His "Be Still," a choral setting of Psalm 46:10, recorded by The Crossing, is a meditation on eight words from Scripture, while "This Is What I Know," based on poems by American writer Dorothy Parker, also earned praise. The cappella "All unto Me", inspired by a 2007 sermon by South Africa's Archbishop Desmond Tutu, was commissioned for the 125th anniversary of All Saints Church in Pasadena, California and performed before the archbishop upon his return to the church in 2011.

His performance "Alternative Facts" for solo piano, recorded by Gloria Cheng, made a political statement about democracy.

Babcock's "Nevertheless," for violin, cello and piano, was debuted by Trio Casals at New York's Carnegie Hall in 2023. Dedicated to women "who have shown great perseverance and carried on despite a global pandemic, a violent political insurrection, a war in Ukraine and multiple mass shootings, not to mention attacks on women's healthcare and voting rights," it too earned acclaim.

Pianist Anna Kislitsyna premiered "Time and Again," Babcock's four-movement piano sonata, at Carnegie Hall in June 2022. Another at a major venue was Babcock's "Of Two Minds," for violin and bassoon, performed at Washington's Kennedy Center in July 2022.
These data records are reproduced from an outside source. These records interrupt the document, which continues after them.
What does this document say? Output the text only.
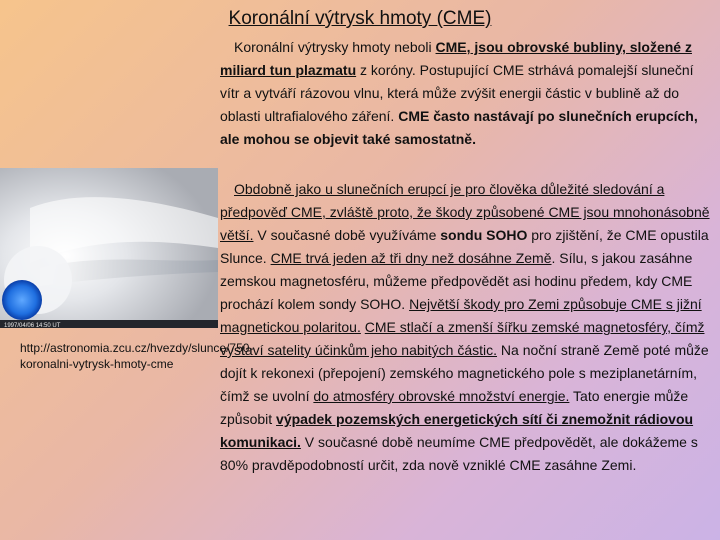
Koronální výtrysk hmoty (CME)
Koronální výtrysky hmoty neboli CME, jsou obrovské bubliny, složené z miliard tun plazmatu z koróny. Postupující CME strhává pomalejší sluneční vítr a vytváří rázovou vlnu, která může zvýšit energii částic v bublině až do oblasti ultrafialového záření. CME často nastávají po slunečních erupcích, ale mohou se objevit také samostatně.
1997/04/06 14:50 UT
http://astronomia.zcu.cz/hvezdy/slunce/750-koronalni-vytrysk-hmoty-cme
Obdobně jako u slunečních erupcí je pro člověka důležité sledování a předpověď CME, zvláště proto, že škody způsobené CME jsou mnohonásobně větší. V současné době využíváme sondu SOHO pro zjištění, že CME opustila Slunce. CME trvá jeden až tři dny než dosáhne Země. Sílu, s jakou zasáhne zemskou magnetosféru, můžeme předpovědět asi hodinu předem, kdy CME prochází kolem sondy SOHO. Největší škody pro Zemi způsobuje CME s jižní magnetickou polaritou. CME stlačí a zmenší šířku zemské magnetosféry, čímž vystaví satelity účinkům jeho nabitých částic. Na noční straně Země poté může dojít k rekonexi (přepojení) zemského magnetického pole s meziplanetárním, čímž se uvolní do atmosféry obrovské množství energie. Tato energie může způsobit výpadek pozemských energetických sítí či znemožnit rádiovou komunikaci. V současné době neumíme CME předpovědět, ale dokážeme s 80% pravděpodobností určit, zda nově vzniklé CME zasáhne Zemi.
Babcock's own heritage as the son and grandson of astronomers has found expression in additional works: "Event Horizon", a work for large orchestra the composer calls "a brief ode to the mysteries of the universe" written in 2005; "Watcher of the Sky", a three-movement string quartet that celebrated the sesquicentennial of the birth of astrophysicist George E. Hale, premiered in 2018 inside the dome at California's Mount Wilson Observatory; "Give Me Your Stars", for soprano and string quartet, also from 2018; and 2019's "Promethean Fire", for soprano Hila Plitmann, violin and harp, also inspired by Hale, who founded the Wilson Observatory.

Babcock served as secretary-treasurer of the Society of Composers & Lyricists from 1993 to 1996. He donated his scores to The Film Music Society in 2014 and they now reside at his alma mater, California State University at Northridge.

== Awards and nominations ==

Babcock was Emmy-nominated for six consecutive years starting in 1990. He won the 1992 Emmy for an episode of Matlock ("outstanding individual achievement in music composition for a series"). Three nominations were for Murder, She Wrote (two for dramatic score, one for best song), one for Father Dowling Mysteries, and there was an additional nomination for Matlock.

He earned two Daytime Emmy nominations for his music for the Casper cartoon series and eight BMI Primetime Television Music Awards for his work on Murder, She Wrote and Matlock.

"SpringScape," a trio for harp, viola and flute, was the winning entry in the 2006 Debussy Trio Composition competition; it later won a Silver Medal in the Global Music Awards of 2022.

His "Alternative Facts" for solo piano won The American Prize in 2021 and his "Nevertheless" won the Silver Medal in the Global Music Awards in 2022, as did his choral work "Be Still." His "Event Horizon" also won a Silver Medal in 2023.